The deep antiquity of Salanti is reminiscent of the hill rising above the town in the winding Salanto Valley, called Gaidys Hill. According to legend, it got its name because in ancient times, passers-by were frightened by the piercing cry of a rooster coming from the hill in the evenings. It only stopped after a chapel was built on the hill. According to other stories, an old church called Skiland (Salanta) stood on the site of the chapel. After the chapel was destroyed, the owner of a nearby brick factory, Juozas Pabrezas, built a beautiful neo-Gothic chapel in the interwar period. During the Soviet era, the chapel was destroyed. In 1988, it was restored by sculptor Vilius Orvidas (brother of Gabrielius OFS), who installed an altar inside with a sculptural composition entitled ‘Ave Marija’. Another legend says that in ancient times, priestesses lived here who raised snakes for the temple of the god of the mountain Alka Pilvitis (Pilnytis). This god loved chicken legs, so the locals brought them to the priestesses. It is said that this is why the area came to be called Skilandžiai. This name was first mentioned in 1556, and the town that grew up in this area around 1640 began to be called Salantai. Archaeologists have discovered a prehistoric burial site in the southwestern part of the hill, evidenced by three preserved burial mounds. Research of the large burial mound showed that it consists of two concentric ramparts with a diameter of 5 and 10 metres, over which a mound of sand and stones has been piled. Between the ramparts, four small oval ridges were discovered in the burial mound, in which the burials of cremated people and small clay jugs were found. The burial mounds were used to bury the dead in the 4th–1st centuries BC. It is believed that in the northern part of the hill, a significant part of which has been excavated, there was a later cemetery – a burial ground dating back to the 1st millennium.

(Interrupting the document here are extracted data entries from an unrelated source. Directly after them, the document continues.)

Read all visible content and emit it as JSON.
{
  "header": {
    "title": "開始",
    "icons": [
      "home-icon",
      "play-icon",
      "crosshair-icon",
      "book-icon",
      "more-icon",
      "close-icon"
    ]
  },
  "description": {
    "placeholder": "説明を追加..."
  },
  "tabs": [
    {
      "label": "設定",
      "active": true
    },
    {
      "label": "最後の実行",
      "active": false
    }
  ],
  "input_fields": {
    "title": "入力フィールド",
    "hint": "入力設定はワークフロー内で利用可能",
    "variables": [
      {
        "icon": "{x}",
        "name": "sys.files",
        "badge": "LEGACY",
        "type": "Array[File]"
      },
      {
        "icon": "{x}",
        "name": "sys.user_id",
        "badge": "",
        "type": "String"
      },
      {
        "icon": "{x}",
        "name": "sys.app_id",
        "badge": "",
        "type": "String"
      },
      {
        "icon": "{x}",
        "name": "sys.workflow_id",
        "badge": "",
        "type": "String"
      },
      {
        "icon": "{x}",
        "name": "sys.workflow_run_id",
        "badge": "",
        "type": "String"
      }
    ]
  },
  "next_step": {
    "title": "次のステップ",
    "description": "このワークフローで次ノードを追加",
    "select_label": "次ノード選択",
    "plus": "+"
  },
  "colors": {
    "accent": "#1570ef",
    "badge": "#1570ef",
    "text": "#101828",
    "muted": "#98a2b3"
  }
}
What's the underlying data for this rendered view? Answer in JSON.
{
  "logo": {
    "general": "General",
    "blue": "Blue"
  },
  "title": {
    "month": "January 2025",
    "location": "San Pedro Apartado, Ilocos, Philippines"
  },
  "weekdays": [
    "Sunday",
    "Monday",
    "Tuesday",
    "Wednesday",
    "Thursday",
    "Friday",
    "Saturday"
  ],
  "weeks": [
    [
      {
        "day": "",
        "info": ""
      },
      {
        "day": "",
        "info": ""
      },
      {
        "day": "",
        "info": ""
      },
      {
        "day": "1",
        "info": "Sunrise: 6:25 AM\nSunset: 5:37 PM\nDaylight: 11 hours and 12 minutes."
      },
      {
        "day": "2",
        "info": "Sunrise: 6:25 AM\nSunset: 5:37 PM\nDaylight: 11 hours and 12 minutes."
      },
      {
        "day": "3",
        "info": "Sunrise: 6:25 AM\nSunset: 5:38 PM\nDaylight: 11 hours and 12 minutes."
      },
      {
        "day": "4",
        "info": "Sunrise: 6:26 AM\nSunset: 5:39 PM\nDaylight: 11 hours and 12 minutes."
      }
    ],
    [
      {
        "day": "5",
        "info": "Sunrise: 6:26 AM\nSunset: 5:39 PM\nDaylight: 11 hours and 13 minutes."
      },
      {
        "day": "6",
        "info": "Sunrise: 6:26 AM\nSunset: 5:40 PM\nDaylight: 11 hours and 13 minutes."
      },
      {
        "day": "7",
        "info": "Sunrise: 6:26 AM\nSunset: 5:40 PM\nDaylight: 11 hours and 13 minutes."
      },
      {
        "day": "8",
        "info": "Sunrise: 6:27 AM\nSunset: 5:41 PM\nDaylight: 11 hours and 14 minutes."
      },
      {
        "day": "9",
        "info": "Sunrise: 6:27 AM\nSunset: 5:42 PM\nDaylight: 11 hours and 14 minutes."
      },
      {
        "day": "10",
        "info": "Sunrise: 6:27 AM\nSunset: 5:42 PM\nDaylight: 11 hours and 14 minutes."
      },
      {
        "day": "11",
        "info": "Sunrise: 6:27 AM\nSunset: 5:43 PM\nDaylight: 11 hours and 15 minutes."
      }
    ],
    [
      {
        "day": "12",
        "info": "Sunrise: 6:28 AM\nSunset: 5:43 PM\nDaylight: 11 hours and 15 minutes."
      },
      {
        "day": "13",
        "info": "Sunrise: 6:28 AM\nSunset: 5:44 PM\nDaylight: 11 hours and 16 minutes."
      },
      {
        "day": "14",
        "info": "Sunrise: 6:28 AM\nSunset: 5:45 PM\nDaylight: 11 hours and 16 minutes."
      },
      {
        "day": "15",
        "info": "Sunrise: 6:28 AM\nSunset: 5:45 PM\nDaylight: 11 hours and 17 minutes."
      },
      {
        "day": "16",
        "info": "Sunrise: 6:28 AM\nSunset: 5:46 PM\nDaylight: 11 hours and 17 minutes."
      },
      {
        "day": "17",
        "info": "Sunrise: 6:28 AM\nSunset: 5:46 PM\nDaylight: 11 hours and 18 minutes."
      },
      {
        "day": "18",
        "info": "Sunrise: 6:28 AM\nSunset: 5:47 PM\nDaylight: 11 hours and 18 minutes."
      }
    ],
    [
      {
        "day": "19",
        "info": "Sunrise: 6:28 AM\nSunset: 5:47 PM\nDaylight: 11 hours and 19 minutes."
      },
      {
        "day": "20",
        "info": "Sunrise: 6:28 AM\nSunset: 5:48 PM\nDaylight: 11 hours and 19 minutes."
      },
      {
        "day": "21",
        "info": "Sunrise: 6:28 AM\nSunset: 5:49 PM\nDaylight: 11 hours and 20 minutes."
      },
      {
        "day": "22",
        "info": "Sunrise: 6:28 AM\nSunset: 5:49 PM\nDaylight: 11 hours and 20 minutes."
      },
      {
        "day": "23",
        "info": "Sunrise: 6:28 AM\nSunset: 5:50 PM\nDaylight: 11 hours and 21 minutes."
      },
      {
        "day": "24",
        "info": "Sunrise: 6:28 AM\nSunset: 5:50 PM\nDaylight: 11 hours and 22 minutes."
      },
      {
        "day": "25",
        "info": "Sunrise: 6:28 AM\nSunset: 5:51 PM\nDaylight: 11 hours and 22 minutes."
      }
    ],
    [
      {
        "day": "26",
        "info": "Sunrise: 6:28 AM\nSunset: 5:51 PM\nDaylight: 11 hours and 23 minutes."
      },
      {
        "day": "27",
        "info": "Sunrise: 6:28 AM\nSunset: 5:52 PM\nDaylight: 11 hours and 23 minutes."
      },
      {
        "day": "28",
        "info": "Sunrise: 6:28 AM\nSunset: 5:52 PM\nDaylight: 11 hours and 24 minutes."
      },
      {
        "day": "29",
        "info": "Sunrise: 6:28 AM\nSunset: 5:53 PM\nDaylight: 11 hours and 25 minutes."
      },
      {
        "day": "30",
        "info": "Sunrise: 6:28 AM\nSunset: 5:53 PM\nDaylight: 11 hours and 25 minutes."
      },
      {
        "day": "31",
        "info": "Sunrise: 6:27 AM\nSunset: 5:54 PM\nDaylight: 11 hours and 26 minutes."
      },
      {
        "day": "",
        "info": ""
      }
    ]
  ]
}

On the eastern slope of Gaizhsky Hill lies a stone with a levelled surface associated with ancient religious rituals. Another ritual stone, with its flat side facing downwards, lies in a nearby pile of stones. It is also said that there is a large stone on Gaidi Mountain that the devil carried to block the door of the church in Salanta, but early in the morning, when the cock crowed, he lost it here.